In Hackensack Water Company v. De Kay, to which the plaintiff has referred us, the Court of Errors of New Jersey said: "Indeed, as is apparent from all the cases cited, the doctrine which validates securities within the apparent powers of the corporation, but improperly and therefore illegally issued, applies only in favor of bona fide holders for value. A person, who takes such a security with knowledge that the conditions on which alone the security was authorized were not fulfilled, is not protected, and in his hands the security is invalid, though the imperfection is in some matter relating to the internal affairs of the corporation, which would be unavailable against a bona fide holder of the same security." 9 Stew. (N.J.) 548, 565.

The general doctrine was stated with like limitations by this court in the case of Merchants' Bank v. State Bank: "Where a party deals with a corporation in good faith — the transaction is not ultra vires — and he is unaware of any defect of authority or other irregularity on the part of those acting for the corporation, and there is nothing to excite suspicion of such defect or irregularity, the corporation is bound by the contract, although such defect or irregularity in fact exists." 10 Wall. 604, 644.

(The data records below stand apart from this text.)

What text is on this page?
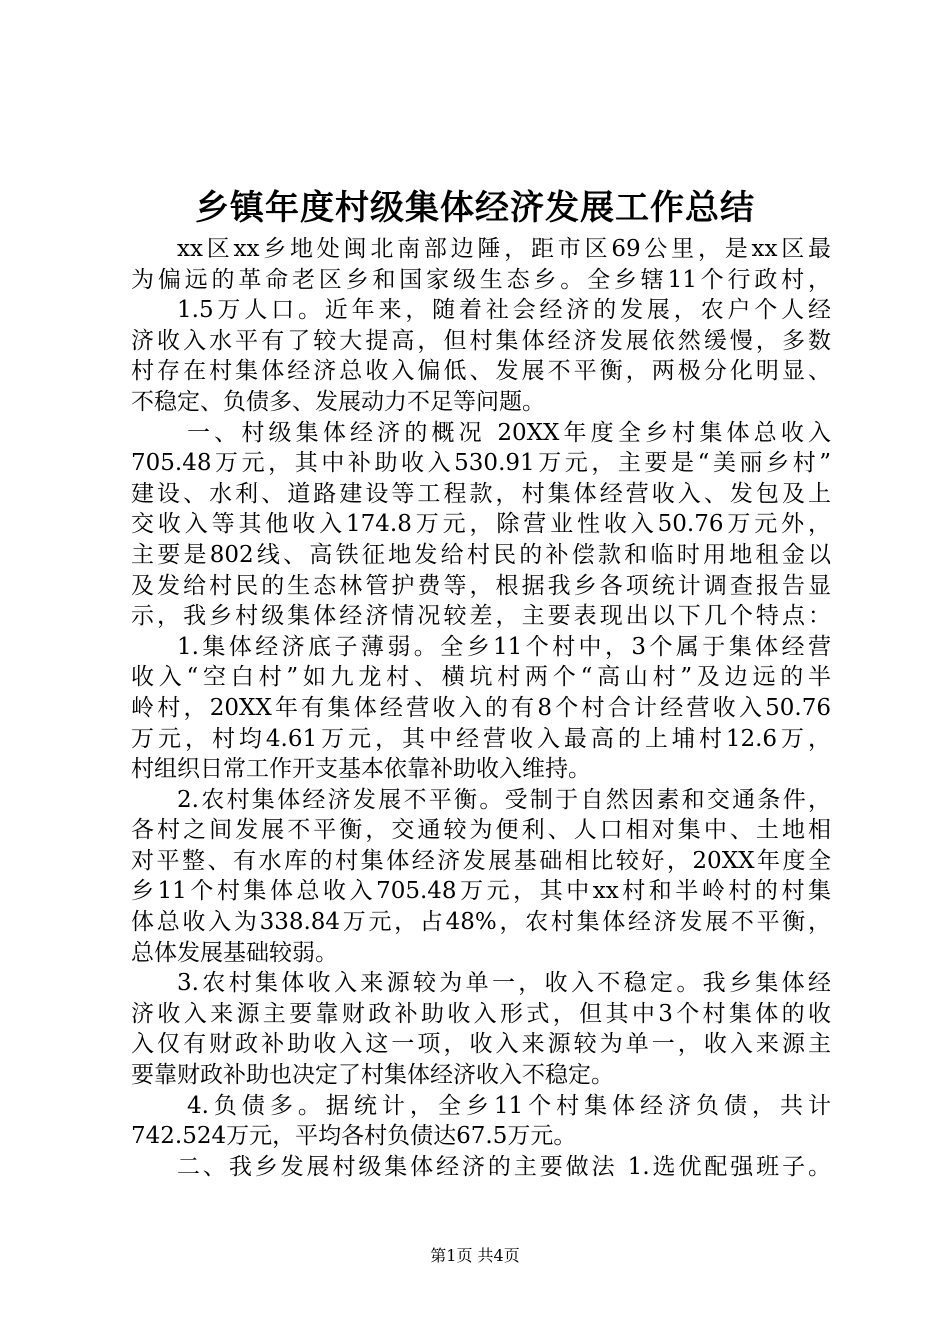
乡镇年度村级集体经济发展工作总结
xx区xx乡地处闽北南部边陲，距市区69公里，是xx区最
为偏远的革命老区乡和国家级生态乡。全乡辖11个行政村，
1.5万人口。近年来，随着社会经济的发展，农户个人经
济收入水平有了较大提高，但村集体经济发展依然缓慢，多数
村存在村集体经济总收入偏低、发展不平衡，两极分化明显、
不稳定、负债多、发展动力不足等问题。
一、村级集体经济的概况 20XX年度全乡村集体总收入
705.48万元，其中补助收入530.91万元，主要是“美丽乡村”
建设、水利、道路建设等工程款，村集体经营收入、发包及上
交收入等其他收入174.8万元，除营业性收入50.76万元外，
主要是802线、高铁征地发给村民的补偿款和临时用地租金以
及发给村民的生态林管护费等，根据我乡各项统计调查报告显
示，我乡村级集体经济情况较差，主要表现出以下几个特点：
1.集体经济底子薄弱。全乡11个村中，3个属于集体经营
收入“空白村”如九龙村、横坑村两个“高山村”及边远的半
岭村，20XX年有集体经营收入的有8个村合计经营收入50.76
万元，村均4.61万元，其中经营收入最高的上埔村12.6万，
村组织日常工作开支基本依靠补助收入维持。
2.农村集体经济发展不平衡。受制于自然因素和交通条件，
各村之间发展不平衡，交通较为便利、人口相对集中、土地相
对平整、有水库的村集体经济发展基础相比较好，20XX年度全
乡11个村集体总收入705.48万元，其中xx村和半岭村的村集
体总收入为338.84万元，占48%，农村集体经济发展不平衡，
总体发展基础较弱。
3.农村集体收入来源较为单一，收入不稳定。我乡集体经
济收入来源主要靠财政补助收入形式，但其中3个村集体的收
入仅有财政补助收入这一项，收入来源较为单一，收入来源主
要靠财政补助也决定了村集体经济收入不稳定。
4.负债多。据统计，全乡11个村集体经济负债，共计
742.524万元，平均各村负债达67.5万元。
二、我乡发展村级集体经济的主要做法 1.选优配强班子。
第1页 共4页
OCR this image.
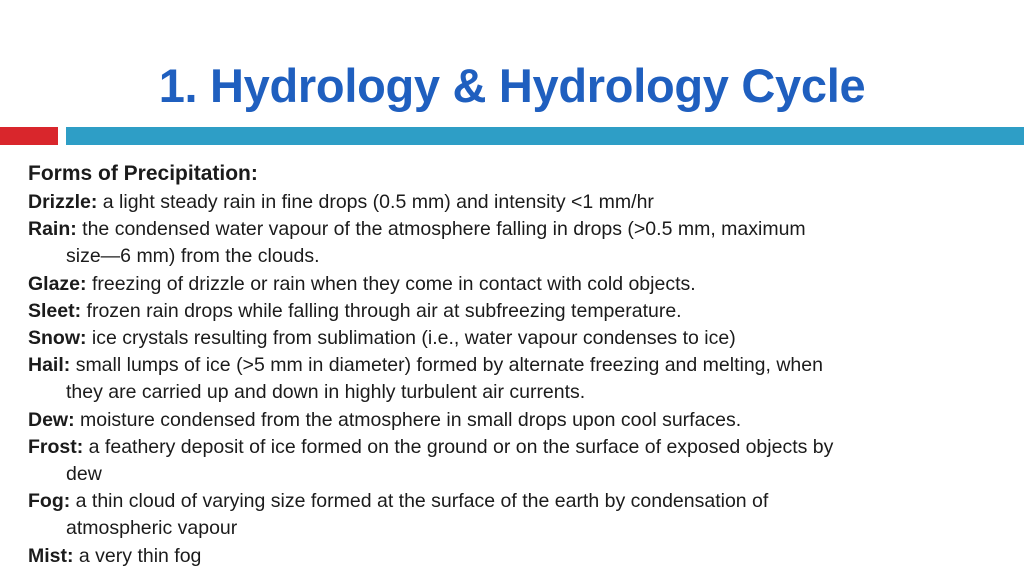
1. Hydrology & Hydrology Cycle
Forms of Precipitation:
Drizzle: a light steady rain in fine drops (0.5 mm) and intensity <1 mm/hr
Rain: the condensed water vapour of the atmosphere falling in drops (>0.5 mm, maximum
size—6 mm) from the clouds.
Glaze: freezing of drizzle or rain when they come in contact with cold objects.
Sleet: frozen rain drops while falling through air at subfreezing temperature.
Snow: ice crystals resulting from sublimation (i.e., water vapour condenses to ice)
Hail: small lumps of ice (>5 mm in diameter) formed by alternate freezing and melting, when
they are carried up and down in highly turbulent air currents.
Dew: moisture condensed from the atmosphere in small drops upon cool surfaces.
Frost: a feathery deposit of ice formed on the ground or on the surface of exposed objects by
dew
Fog: a thin cloud of varying size formed at the surface of the earth by condensation of
atmospheric vapour
Mist: a very thin fog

This review of the cases shows that there is no precedent for holding that the plaintiff, having dealt with the cashier individually, and lent money to him for his private use, and received from him a certificate in her own name, which stated that shares were transferable only on the books of the bank and on *170 surrender of former certificates, and no certificate having been surrendered by him or by her, and there being no evidence of the bank having ratified or received any benefit from the transaction, can recover from the bank the value of the certificate delivered to her by its cashier.

The exceptions to the exclusion of evidence cannot be sustained. The evidence that in one or two other instances stock was issued by the cashier without the surrender of old certificates, and that the directors of the bank approved certain transfers to its president of shares once belonging to the cashier, was quite insufficient to prove that the bank ratified or received any benefit from the issue of the certificate to the plaintiff, or was guilty of any fraud towards her. The action of the directors was adapted to the single purpose of securing payment of a debt due from the cashier to the bank.

The evidence introduced and offered being insufficient to support a verdict for the plaintiff, the Circuit Court rightly directed the jury to return a verdict for the defendant. Randall v. Baltimore & Ohio Railroad, 109 U.S. 478.

Judgment affirmed.

MR. JUSTICE BRADLEY dissented.

MR. JUSTICE MATTHEWS, having been of counsel, did not sit in this case, or take any part in its decision.